The crash of 2008-2009 was the worst financial panic since the Great Depression of the 1930s.  In earlier crises, bad loans resulted from speculation in farmland, or oil wells, retail malls, auto dealerships, etc.  This time around, bankrupt home builders and defaulted residential mortgage loans were a nationwide source of financial misery.  It was a severe test for American banks from coast to coast.

A “STRESS TEST” IN REAL LIFE

The Federal Reserve, the Treasury Department, and other regulators, anxious to prevent bank crashes, have over the years devised stringent capital ratios and theoretical “stress tests” by which they hope to fortify U.S. banks and avoid such emergencies.  Most of these regulations were already in place well before 2008-2009, and the banks spent time and money complying with them.  But when the crisis came, they did not seem to help.  They may not protect us next time either.  But these are federal laws, and they remain in force, along with some new ones that were imposed later.  After all, what kind of a government would it be if regulations were scrapped just because they didn’t work?

EARNINGS PERSISTENCE

The financial meltdown of 2008-2009 was a frightening experience, but looking back it serves as a laboratory experiment from which measured results are readily available.  Let us compare some familiar banks to see how well their earnings held up during and after this terrible period.  Look at net earnings per share in the worst year, divided by the best prior year.  The higher this ratio – the less the earnings fell from pre-crisis levels – the stronger the bank’s staying power, from the shareholder’s point of view.

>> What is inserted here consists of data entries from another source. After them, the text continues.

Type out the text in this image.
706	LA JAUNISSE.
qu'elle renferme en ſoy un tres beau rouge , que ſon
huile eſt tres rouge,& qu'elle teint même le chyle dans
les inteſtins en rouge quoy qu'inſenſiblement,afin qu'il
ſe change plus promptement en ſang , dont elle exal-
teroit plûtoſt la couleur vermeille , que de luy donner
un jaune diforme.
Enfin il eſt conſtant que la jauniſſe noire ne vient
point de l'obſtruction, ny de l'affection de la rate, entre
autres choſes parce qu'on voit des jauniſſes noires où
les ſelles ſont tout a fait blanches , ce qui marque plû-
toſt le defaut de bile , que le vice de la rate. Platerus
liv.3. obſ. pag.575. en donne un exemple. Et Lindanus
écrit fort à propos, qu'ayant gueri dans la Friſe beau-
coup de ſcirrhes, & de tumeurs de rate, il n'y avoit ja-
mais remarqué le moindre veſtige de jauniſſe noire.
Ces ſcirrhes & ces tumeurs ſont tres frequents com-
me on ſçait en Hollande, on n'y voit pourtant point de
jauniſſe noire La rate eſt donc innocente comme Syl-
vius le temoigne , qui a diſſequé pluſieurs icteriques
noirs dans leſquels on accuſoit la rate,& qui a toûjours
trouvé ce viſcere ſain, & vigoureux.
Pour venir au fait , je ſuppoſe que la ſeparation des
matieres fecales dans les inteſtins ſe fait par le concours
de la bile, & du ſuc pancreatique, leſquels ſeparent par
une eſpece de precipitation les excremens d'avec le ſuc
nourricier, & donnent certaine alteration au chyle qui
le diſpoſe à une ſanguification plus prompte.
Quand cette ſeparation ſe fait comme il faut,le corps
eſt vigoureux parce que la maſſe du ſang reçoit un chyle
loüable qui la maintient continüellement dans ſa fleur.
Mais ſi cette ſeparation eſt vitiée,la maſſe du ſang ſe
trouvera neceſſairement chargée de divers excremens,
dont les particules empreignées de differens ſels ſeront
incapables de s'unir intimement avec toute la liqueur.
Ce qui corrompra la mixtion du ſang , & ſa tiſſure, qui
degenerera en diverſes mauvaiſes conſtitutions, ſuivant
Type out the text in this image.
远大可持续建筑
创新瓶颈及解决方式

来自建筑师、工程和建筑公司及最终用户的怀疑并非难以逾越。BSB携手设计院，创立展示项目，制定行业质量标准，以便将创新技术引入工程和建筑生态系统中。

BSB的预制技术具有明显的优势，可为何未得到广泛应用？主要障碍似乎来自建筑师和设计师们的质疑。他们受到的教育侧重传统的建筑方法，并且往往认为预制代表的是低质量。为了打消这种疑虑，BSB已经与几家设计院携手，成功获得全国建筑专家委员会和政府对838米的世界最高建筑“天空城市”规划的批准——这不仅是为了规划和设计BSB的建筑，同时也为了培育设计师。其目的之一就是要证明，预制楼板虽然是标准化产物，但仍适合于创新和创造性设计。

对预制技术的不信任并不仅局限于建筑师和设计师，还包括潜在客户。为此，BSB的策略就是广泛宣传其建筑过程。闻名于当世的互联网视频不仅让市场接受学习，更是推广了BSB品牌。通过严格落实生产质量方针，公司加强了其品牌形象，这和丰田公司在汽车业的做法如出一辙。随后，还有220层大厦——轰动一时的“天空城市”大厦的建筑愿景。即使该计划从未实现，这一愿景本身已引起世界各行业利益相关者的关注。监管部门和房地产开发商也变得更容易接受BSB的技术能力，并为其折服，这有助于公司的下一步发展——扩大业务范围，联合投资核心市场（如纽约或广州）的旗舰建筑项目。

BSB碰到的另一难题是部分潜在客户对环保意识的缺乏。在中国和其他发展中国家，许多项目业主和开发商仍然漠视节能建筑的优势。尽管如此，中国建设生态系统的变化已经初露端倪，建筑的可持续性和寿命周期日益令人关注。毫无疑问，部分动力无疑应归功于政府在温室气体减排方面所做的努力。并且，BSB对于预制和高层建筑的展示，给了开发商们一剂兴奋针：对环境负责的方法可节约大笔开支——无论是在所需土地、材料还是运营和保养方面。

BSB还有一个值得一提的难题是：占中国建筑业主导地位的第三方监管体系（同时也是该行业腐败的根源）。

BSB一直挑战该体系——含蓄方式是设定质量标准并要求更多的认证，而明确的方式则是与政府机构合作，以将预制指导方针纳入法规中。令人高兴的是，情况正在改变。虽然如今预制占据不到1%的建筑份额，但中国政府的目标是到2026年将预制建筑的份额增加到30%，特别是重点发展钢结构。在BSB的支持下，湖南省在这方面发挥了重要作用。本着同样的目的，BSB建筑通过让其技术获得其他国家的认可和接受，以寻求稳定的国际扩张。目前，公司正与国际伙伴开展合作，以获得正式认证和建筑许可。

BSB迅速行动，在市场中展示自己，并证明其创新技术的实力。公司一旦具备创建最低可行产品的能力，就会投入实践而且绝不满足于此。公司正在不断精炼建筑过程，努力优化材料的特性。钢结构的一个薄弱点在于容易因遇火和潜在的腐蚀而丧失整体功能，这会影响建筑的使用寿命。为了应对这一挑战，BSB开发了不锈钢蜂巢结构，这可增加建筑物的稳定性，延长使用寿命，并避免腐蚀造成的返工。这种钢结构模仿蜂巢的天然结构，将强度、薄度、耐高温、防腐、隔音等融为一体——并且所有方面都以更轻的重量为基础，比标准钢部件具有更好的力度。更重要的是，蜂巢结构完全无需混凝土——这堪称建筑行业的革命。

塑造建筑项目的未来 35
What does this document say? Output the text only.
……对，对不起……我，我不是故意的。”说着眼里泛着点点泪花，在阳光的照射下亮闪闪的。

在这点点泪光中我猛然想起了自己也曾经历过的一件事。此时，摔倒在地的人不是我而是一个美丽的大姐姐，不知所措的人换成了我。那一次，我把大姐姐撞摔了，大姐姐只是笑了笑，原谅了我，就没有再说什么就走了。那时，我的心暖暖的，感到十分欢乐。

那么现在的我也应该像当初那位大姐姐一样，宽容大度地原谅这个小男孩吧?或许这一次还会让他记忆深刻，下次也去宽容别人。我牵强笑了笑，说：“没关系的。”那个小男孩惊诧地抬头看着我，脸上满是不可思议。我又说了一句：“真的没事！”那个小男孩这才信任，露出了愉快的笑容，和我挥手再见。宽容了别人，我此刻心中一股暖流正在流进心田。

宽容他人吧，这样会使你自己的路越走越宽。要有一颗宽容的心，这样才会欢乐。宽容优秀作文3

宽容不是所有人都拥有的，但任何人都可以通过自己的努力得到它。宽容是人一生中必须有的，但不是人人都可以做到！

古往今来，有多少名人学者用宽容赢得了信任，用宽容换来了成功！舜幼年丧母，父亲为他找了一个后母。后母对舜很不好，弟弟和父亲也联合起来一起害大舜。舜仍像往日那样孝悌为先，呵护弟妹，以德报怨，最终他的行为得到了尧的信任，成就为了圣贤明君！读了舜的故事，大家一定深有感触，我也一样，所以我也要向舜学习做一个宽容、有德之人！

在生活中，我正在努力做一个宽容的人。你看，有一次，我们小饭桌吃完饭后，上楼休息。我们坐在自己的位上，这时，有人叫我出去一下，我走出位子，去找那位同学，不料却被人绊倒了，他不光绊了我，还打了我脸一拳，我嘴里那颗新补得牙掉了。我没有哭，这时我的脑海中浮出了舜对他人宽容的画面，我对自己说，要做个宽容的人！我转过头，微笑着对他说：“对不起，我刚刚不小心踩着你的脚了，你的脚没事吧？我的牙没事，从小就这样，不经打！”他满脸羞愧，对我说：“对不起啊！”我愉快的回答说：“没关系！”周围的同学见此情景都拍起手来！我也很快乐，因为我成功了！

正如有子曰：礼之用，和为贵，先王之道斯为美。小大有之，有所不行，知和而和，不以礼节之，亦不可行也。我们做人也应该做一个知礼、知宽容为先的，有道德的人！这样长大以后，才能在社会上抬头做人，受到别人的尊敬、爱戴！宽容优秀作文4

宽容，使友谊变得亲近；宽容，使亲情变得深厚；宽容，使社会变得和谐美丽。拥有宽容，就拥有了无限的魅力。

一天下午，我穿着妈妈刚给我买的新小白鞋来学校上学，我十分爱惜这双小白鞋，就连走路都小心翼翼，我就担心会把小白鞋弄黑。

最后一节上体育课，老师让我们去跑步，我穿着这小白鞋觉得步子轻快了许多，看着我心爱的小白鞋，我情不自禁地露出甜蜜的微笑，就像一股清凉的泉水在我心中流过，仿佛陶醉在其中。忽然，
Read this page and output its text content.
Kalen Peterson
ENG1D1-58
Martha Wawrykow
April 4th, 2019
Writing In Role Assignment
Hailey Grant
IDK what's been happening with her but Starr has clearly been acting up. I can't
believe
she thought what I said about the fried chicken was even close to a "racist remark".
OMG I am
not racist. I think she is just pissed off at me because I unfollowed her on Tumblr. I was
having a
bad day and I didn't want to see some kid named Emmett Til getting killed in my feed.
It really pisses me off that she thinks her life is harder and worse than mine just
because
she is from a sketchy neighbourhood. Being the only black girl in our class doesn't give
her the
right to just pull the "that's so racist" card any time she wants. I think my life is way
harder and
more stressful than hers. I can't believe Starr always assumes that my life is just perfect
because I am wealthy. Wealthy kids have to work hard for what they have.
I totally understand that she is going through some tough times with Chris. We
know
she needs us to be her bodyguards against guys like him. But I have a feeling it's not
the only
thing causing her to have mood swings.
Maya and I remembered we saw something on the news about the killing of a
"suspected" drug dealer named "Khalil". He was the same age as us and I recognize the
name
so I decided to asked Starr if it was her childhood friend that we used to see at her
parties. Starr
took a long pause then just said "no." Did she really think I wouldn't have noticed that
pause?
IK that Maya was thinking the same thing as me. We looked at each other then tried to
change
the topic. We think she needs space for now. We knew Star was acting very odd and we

There are some surprises in this table.  It is striking that size of the bank ($ assets), which one might expect to be a point of strength, did not seem to make any difference in how well they rode out the storm.  Some well-managed banks were quite small, yet held up nicely, while behemoths hundreds of times as big suffered appalling losses.  Citigroup, for one, recorded a loss of $32 billion in 2008.  It is one of the mysteries of banking that so much money can disappear without anybody knowing where it went, nor how to get it back again.

DIVIDEND RECOVERY

Another way to compare the resilience of banks might be to look at the dividends, a crucial feature for investors.  Many (most) banks slashed their payout during the crisis, a major letdown for shareholders who were counting on them for income.  But let us examine how quickly the dividends recovered afterwards.  How much were they paying in 2016, eight years later, compared to pre-crisis levels?

Dividends per share in 2016,

as a percent of best pre-crisis year

Lakeland Financial*                            178%

State Street                                         152%

First Source*                                       133%

Northern Trust*                                  132%

J.P. Morgan                                         124%

Wells Fargo                                         117%

M&T Bank*                                        100%

PNC Financial                                       81%

U.S. Bancorp                                        63%

BB&T                                                     62%

Old National Bank                               57%

Associated Banc-Corp                         35%

Fifth Third Bancorp                              31%

Bank of America                                   10%

Citigroup                                                 2%

* Banks marked * did NOT cut their dividend.  All the others did.

It is apparent that for many banks, the damage suffered in 2009 was significant and is still being felt.  Will they fare better in the next crash, whenever it comes?  Have managements learned from their brush with disaster?  Banks are complicated operations run by honest, dedicated people, and it may be argued that our superficial analysis fails to pick up many of their strengths.  But this article is for investors, who tend to obsess over earnings and dividends.  If those collapse, the shareholders aren’t likely to be smiling.